Vale destacar que o impasse vem sendo acompanhado desde o início pelo site Nova News, que já produziu diversas matérias sobre a situação.
Segundo a nota do MP-MS, o procedimento investigatório teve origem em setembro de 2025, quando moradores do assentamento interromperam a via utilizada pelos ônibus escolares, em protesto contra o encerramento do transporte fornecido pelo município vizinho de Nova Alvorada do Sul, tradicional destino escolar para parte das famílias da comunidade.

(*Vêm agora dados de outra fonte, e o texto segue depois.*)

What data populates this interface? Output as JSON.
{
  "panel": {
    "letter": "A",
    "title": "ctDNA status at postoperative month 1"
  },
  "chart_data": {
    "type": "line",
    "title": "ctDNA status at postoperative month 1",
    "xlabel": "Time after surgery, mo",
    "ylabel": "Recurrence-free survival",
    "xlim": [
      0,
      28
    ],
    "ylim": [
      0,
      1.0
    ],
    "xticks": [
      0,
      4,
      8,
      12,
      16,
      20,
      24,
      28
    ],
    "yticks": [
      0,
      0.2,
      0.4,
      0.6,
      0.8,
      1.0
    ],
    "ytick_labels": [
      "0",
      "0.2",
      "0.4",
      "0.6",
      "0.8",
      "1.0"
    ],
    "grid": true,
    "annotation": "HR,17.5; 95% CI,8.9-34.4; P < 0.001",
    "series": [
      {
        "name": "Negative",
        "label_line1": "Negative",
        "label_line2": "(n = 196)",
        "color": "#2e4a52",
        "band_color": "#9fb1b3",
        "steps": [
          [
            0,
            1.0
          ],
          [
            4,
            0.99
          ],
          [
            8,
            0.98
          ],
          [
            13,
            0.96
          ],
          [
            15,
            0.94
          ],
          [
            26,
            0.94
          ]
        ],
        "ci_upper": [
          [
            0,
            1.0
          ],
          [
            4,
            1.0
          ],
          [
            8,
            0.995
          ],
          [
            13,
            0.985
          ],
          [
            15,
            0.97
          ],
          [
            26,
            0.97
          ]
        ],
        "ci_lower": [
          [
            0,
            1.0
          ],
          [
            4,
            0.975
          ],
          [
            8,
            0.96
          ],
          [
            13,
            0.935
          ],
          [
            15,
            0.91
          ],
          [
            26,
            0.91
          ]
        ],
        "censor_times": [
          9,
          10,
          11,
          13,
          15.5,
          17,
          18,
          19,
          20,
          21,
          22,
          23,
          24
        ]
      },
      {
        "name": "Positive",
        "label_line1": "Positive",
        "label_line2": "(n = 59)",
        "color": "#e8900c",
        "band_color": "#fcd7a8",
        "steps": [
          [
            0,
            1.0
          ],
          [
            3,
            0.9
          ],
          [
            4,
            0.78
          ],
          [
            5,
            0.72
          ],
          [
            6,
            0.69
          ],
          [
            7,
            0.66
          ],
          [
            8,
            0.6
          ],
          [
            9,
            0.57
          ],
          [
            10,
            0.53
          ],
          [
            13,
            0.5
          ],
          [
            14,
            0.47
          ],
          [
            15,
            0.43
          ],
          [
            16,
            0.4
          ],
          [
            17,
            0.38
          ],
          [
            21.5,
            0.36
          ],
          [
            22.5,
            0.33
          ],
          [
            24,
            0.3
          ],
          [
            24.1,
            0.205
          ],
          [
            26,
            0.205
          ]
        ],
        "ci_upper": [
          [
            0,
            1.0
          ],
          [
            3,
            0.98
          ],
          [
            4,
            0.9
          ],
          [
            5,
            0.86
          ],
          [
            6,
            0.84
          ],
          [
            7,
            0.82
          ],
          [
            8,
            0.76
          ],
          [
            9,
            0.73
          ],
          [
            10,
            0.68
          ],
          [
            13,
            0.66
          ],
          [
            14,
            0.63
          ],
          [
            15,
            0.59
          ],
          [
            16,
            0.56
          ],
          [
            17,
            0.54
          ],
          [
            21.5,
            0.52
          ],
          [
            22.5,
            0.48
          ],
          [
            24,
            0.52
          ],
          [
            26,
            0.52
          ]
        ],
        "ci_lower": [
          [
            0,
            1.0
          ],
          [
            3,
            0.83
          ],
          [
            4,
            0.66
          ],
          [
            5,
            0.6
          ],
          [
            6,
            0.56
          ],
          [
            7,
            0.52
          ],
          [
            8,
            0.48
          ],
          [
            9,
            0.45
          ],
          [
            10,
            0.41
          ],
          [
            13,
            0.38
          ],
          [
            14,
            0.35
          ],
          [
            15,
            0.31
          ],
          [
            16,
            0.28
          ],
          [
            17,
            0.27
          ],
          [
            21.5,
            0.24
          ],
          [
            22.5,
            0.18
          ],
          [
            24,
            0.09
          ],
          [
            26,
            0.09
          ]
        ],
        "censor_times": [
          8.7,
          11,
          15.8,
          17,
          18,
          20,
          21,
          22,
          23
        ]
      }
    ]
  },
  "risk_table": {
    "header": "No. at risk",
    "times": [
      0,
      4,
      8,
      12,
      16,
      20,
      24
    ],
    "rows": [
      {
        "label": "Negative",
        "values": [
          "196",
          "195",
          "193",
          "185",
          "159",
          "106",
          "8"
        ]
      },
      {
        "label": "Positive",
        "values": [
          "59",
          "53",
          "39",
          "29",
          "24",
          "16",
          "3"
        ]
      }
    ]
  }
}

A decisão, comunicada dias antes, previa o fim do serviço sob alegação de restrições orçamentárias, o que gerou insegurança e profunda indignação entre os residentes, sendo que, ao longo das semanas seguintes, o MPMS requisitou informações, promoveu reuniões com gestores municipais e instaurou medidas preliminares para compreender a dimensão do problema.A nota oficial comunica que moradores relataram ao MPMS que crianças chegam a sair de casa às 4h e retornar após as 15h, enfrentando longos percursos por estradas vicinais, extensas paradas e, em alguns casos, a ausência de monitor no veículo - fatores que, segundo as famílias, inviabilizam o atendimento às necessidades dos cerca de 40 estudantes afetados.
As informações colhidas apontam ainda que boa parte das crianças deixou de frequentar as aulas desde o início do ano letivo de 2026, ampliando o risco de evasão escolar e acentuando a vulnerabilidade social da comunidade.
O MP-MS alega que as famílias manifestaram desejo pelo restabelecimento da antiga linha com destino ao Distrito de Pana, o que, segundo o município de Nova Andradina, é juridicamente inviável por se tratar de outro território municipal. Reiteram, no entanto, que alternativas locais continuam ofertadas e que novas matrículas vêm sendo incorporadas gradualmente.
Diante da complexidade do cenário e dos indícios de violação ao direito fundamental à educação, o MP-MS transformou a apuração em inquérito civil para ampliar a fiscalização do transporte escolar no Assentamento São João. O objetivo é buscar soluções e garantir acesso seguro, digno e contínuo à escola para crianças e adolescentes. "O órgão continuará acompanhando o caso de forma ativa, priorizando a proteção da infância e o direito à educação e ao transporte adequado", diz a nota em seu trecho final. (As informações são do Ministério Público de Mato Grosso do Sul com base nos autos 06.2026.00000077-6).